A yearslong investigation by the Washington Post offers a state-by-state snapshot of the opioid crisis, mapping the flow of prescription pain pills from manufacturers and distributors to pharmacies from 2006 to 2012.
During that seven-year span, nearly 2 billion pain pills were supplied to Illinois, according to the Post’s analysis of data maintained by the Drug Enforcement Agency, which tracks the path of every legal pain pill sold in the U.S.
“I would love to say that I was surprised, but I was not,” Illinois Attorney General Kwame Raoul said of the Post’s findings. Raoul, who was elected last November, said his office is privy to such information given ongoing investigations into opioid distributors and manufacturers.
In April, Raoul’s office filed a lawsuit against Purdue Pharma, an opioid manufacturer based in Connecticut, for allegedly using deceptive marketing practices to increase prescriptions for its painkillers. “Rest assured we’re looking at far more than just Purdue and those entities are aware of it,” Raoul said, adding the number of lawsuits his office files doesn’t reflect all the work it’s doing to address the epidemic.
His predecessor, Lisa Madigan, joined a coalition of 41 attorneys general to expand investigations into opioid manufacturers and distributors, including several of those named in the Post article.
And Raoul notes the epidemic is worse than the DEA data suggests, because “many people moved on from prescriptions to illicit drug use.”
According to the Illinois Department of Public Health, more than 4,600 Illinois residents died from an opioid overdose between 2008 and 2012.
“There is not a corner of our state that’s not impacted,” said Raoul, who earlier this week wrote a letter to Congress urging the removal of federal barriers to opioid use disorder treatments.
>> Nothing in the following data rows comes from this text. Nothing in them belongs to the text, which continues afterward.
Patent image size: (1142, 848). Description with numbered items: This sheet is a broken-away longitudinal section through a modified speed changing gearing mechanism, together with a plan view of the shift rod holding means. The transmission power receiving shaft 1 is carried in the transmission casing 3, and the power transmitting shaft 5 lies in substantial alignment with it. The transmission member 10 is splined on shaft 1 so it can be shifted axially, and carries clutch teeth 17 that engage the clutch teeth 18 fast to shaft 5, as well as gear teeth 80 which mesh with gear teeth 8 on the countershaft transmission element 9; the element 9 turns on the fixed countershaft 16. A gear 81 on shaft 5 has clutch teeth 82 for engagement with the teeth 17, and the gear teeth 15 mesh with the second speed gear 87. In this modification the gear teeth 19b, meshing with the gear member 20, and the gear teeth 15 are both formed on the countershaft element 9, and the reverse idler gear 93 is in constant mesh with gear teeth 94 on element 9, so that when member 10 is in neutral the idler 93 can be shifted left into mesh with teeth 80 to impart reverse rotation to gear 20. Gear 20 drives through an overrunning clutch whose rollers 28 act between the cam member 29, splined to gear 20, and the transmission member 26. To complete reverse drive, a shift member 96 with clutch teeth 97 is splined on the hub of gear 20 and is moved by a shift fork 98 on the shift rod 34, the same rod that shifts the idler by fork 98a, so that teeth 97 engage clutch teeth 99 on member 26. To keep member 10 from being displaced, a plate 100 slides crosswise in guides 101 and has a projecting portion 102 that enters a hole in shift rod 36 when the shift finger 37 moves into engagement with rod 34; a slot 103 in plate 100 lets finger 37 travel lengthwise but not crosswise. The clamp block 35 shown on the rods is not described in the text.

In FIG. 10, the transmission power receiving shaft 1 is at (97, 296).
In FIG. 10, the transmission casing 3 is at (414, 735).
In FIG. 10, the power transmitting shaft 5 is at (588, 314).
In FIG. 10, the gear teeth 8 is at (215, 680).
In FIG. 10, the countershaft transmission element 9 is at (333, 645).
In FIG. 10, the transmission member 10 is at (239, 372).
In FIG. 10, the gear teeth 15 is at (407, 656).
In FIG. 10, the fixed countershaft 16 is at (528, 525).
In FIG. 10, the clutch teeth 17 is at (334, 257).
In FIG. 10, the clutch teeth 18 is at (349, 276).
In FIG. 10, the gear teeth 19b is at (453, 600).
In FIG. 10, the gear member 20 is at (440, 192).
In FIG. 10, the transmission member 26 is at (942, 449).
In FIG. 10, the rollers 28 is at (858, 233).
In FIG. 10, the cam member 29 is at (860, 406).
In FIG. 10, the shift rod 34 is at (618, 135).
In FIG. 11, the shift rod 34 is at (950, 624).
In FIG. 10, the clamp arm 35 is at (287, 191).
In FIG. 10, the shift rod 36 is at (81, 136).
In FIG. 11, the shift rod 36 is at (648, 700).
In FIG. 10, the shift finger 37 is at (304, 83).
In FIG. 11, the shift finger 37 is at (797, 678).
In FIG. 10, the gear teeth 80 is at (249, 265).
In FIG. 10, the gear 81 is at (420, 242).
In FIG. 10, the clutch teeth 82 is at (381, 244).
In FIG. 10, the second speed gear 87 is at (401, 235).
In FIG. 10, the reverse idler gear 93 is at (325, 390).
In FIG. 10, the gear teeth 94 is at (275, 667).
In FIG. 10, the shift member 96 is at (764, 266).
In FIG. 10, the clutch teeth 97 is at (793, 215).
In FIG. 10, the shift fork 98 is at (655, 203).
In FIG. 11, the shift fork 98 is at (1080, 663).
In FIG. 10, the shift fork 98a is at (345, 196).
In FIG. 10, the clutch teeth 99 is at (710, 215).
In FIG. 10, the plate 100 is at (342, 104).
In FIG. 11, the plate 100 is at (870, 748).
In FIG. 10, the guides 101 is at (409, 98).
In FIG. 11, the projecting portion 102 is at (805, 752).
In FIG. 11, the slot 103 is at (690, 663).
Efforts to curb the epidemic are ongoing in the state. Among them is the 2018 mandate that anyone who prescribes controlled substances in the state register with the Illinois Prescription Monitoring Program (PMP), which collects information on controlled substance prescriptions and allows prescribers and dispensers to access a patient’s prescription history.
Prescribers are actually required to view the PMP when considering prescribing opioids, but that can be burdensome for practitioners, according to the Illinois Department of Human Services. State law mandates that by 2021, PMP data must be directly incorporated into a patient’s electronic health record.
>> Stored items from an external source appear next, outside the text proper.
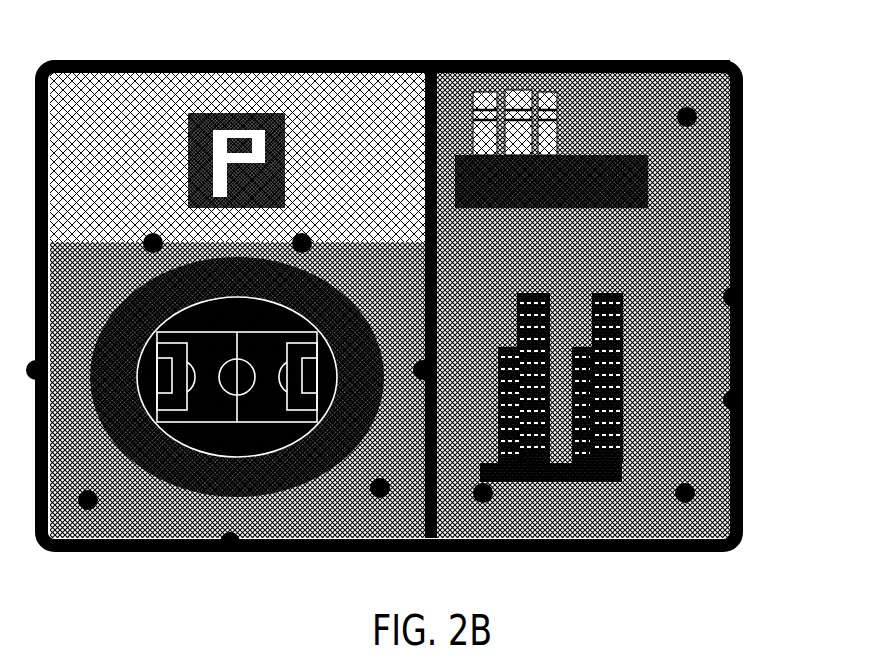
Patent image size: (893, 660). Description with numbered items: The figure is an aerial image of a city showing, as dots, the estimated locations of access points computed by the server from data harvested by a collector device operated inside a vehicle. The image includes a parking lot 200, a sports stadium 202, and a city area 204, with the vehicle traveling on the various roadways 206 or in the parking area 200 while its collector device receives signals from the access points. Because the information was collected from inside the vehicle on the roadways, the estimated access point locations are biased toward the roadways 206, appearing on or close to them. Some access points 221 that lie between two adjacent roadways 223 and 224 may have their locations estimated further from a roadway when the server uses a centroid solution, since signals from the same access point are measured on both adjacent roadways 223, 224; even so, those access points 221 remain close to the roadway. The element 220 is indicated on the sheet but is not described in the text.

The parking lot 200 is at (167, 178).
The sports stadium 202 is at (168, 518).
The city area 204 is at (742, 463).
The roadways 206 is at (243, 58).
The side rail 220 is at (742, 377).
The access points 221 is at (693, 106).
The adjacent roadway 223 is at (495, 60).
The adjacent roadway 224 is at (742, 232).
Illinois also loosened restrictions on its medical marijuana program, opening it up to anyone who would otherwise be prescribed an opioid.
Visual messaging and storytelling are also at play in the state, in addition to funding for research.
And last year, Cook County Sheriff Tom Dart launched a podcast about the opioid crisis. “Breaking Free: Dispatches from the Opioid Crisis” aims to expose the “devastating nature of opioid addiction,” according to the sheriff’s office. Since 2016, health officials at Cook County Jail have been providing at-risk inmates with an opioid overdose-reversing drug when they leave jail.
In July, the National Institute on Drug Abuse awarded the University of Chicago a five-year, $17 million grant to study how to reduce opioid addiction and overdoses in prisons and other justice settings.
“More than half of the people who use opioids end up in jail or some sort of correctional setting,” said UChicago infectious disease researcher Dr. John Schneider in a statement. “If we can engage the justice community around this problem, maybe we can make an impact.”
IDHS has been awarded more than $82 million across four federal grants to address the opioid crisis, including increasing public awareness of opioid-related problems and access to services and expanding the availability of medication-assisted treatment. In late 2017, IDHS launched a free hotline for people who use opioids and other substances. As of June 24, 2019, the hotline received 14,014 calls, according to IDHS.
Mental health services are also part of the conversation, including telehealth services. Late last month, Chicago-based Regroup Therapy demonstrated its telepsychiatry services to a number of state representatives.